After explaining what they needed, they hung up, waiting on confirmation that Ruby was booked on a flight to Las Cruces, where Slate would meet her.
Leaning on his bike at the curb in front of the airport, Slate crossed and uncrossed his ankles for what s
eemed like the hundredth time, waiting impatiently on Ruby. He was early, but wanted to be there in case her flight got in sooner than expected. Looking through the tinted glass doors, he saw a small form moving quickly through the scattered groups of people and knew it was her. He recognized the way she moved, the shape of her body, the angle of her neck. This was his Ruby and she was headed right for him, like an arrow shot from a bow.

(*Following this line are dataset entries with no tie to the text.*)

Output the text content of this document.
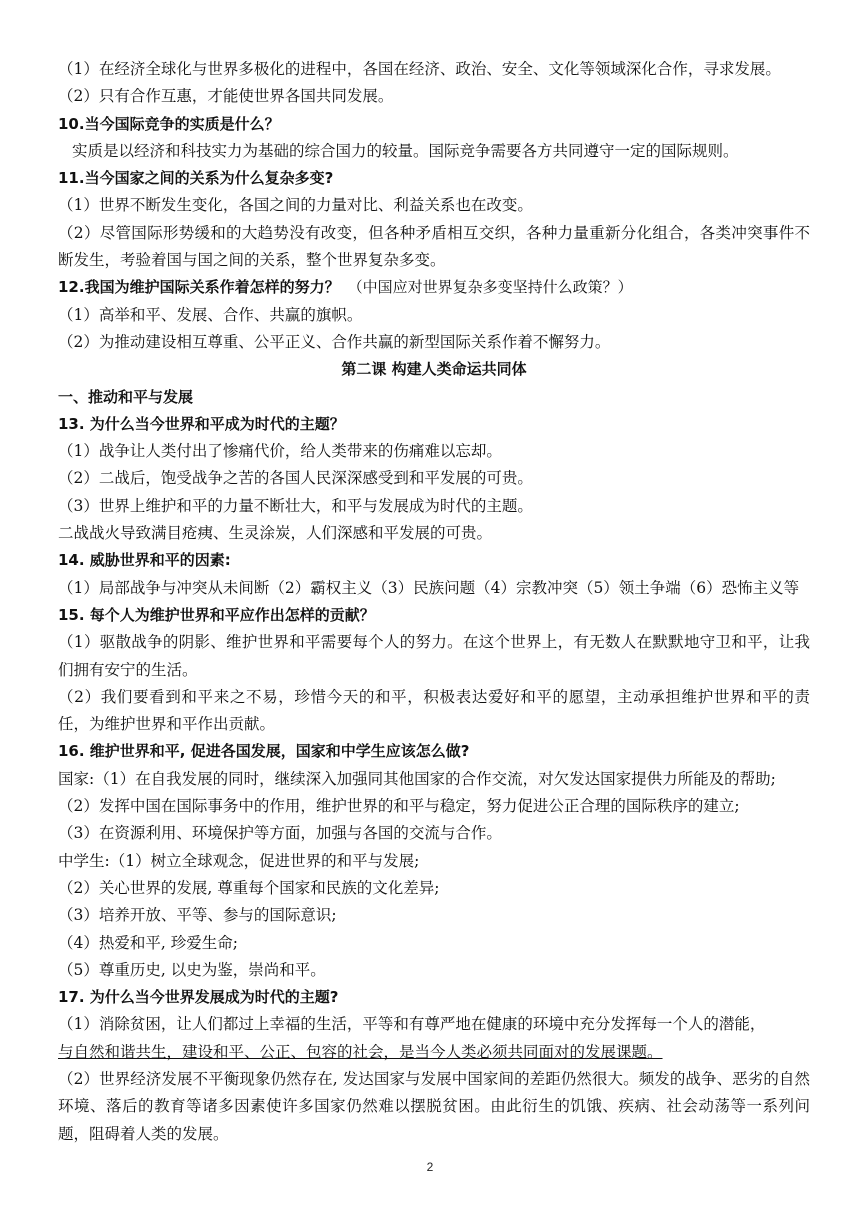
（1）在经济全球化与世界多极化的进程中，各国在经济、政治、安全、文化等领域深化合作，寻求发展。
（2）只有合作互惠，才能使世界各国共同发展。
10.当今国际竞争的实质是什么？
实质是以经济和科技实力为基础的综合国力的较量。国际竞争需要各方共同遵守一定的国际规则。
11.当今国家之间的关系为什么复杂多变?
（1）世界不断发生变化，各国之间的力量对比、利益关系也在改变。
（2）尽管国际形势缓和的大趋势没有改变，但各种矛盾相互交织，各种力量重新分化组合，各类冲突事件不断发生，考验着国与国之间的关系，整个世界复杂多变。
12.我国为维护国际关系作着怎样的努力？ （中国应对世界复杂多变坚持什么政策？）
（1）高举和平、发展、合作、共赢的旗帜。
（2）为推动建设相互尊重、公平正义、合作共赢的新型国际关系作着不懈努力。
第二课 构建人类命运共同体
一、推动和平与发展
13. 为什么当今世界和平成为时代的主题？
（1）战争让人类付出了惨痛代价，给人类带来的伤痛难以忘却。
（2）二战后，饱受战争之苦的各国人民深深感受到和平发展的可贵。
（3）世界上维护和平的力量不断壮大，和平与发展成为时代的主题。
二战战火导致满目疮痍、生灵涂炭，人们深感和平发展的可贵。
14. 威胁世界和平的因素:
（1）局部战争与冲突从未间断（2）霸权主义（3）民族问题（4）宗教冲突（5）领土争端（6）恐怖主义等
15. 每个人为维护世界和平应作出怎样的贡献？
（1）驱散战争的阴影、维护世界和平需要每个人的努力。在这个世界上，有无数人在默默地守卫和平，让我们拥有安宁的生活。
（2）我们要看到和平来之不易，珍惜今天的和平，积极表达爱好和平的愿望，主动承担维护世界和平的责任，为维护世界和平作出贡献。
16. 维护世界和平, 促进各国发展，国家和中学生应该怎么做?
国家:（1）在自我发展的同时，继续深入加强同其他国家的合作交流，对欠发达国家提供力所能及的帮助;
（2）发挥中国在国际事务中的作用，维护世界的和平与稳定，努力促进公正合理的国际秩序的建立;
（3）在资源利用、环境保护等方面，加强与各国的交流与合作。
中学生:（1）树立全球观念，促进世界的和平与发展;
（2）关心世界的发展, 尊重每个国家和民族的文化差异;
（3）培养开放、平等、参与的国际意识;
（4）热爱和平, 珍爱生命;
（5）尊重历史, 以史为鉴，崇尚和平。
17. 为什么当今世界发展成为时代的主题?
（1）消除贫困，让人们都过上幸福的生活，平等和有尊严地在健康的环境中充分发挥每一个人的潜能，
与自然和谐共生，建设和平、公正、包容的社会，是当今人类必须共同面对的发展课题。
（2）世界经济发展不平衡现象仍然存在, 发达国家与发展中国家间的差距仍然很大。频发的战争、恶劣的自然环境、落后的教育等诸多因素使许多国家仍然难以摆脱贫困。由此衍生的饥饿、疾病、社会动荡等一系列问题，阻碍着人类的发展。
2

Opening his arms, he stayed leaning, bracing himself for her greeting. Dropping her bag on the sidewalk near his feet, she silently launched herself at him, wrapping her legs around his waist and pulling him in tightly with her arms. They stayed like that for a few minutes, wrapped up in the comfort and love of the other’s embrace.
Slate slid his hand down to cup her ass, and his other up to thread into the hair at the back of her head, gripping it to pull her face out of his neck so he could capture her lips in a slow, soft kiss. “Ruby, baby, I missed you. God, I didn’t know how much I needed you until I couldn’t have you every day.” He kissed her again, slanting his lips over hers and teasing with his tongue until she granted him entry. Sliding his tongue along hers, he deepened the kiss, eating at her, working his mouth over hers again, fingers tightening in her hair, guiding her responses.
“Ruby, I love you.” He released his hold slowly, letting her slide down his front and swooping in to kiss her again when he felt the small swell of her belly between them. Slate reached into the pannier bag on the side of the bike, pulling out a small leather case. “Baby, you know me; I don’t do hearts and flowers, but I’ve told you for a long time that we are forever, yeah?”
She nodded at him, and he saw the tears gathering in her eyes. He continued, reaching out to touch her belly, covering that precious bump with the palm of his hand, fingers stretching across her from hip to hip possessively, “Marry me, Melanie Davidson. Give me you and our kids. I want you to be my family, baby. I love you.”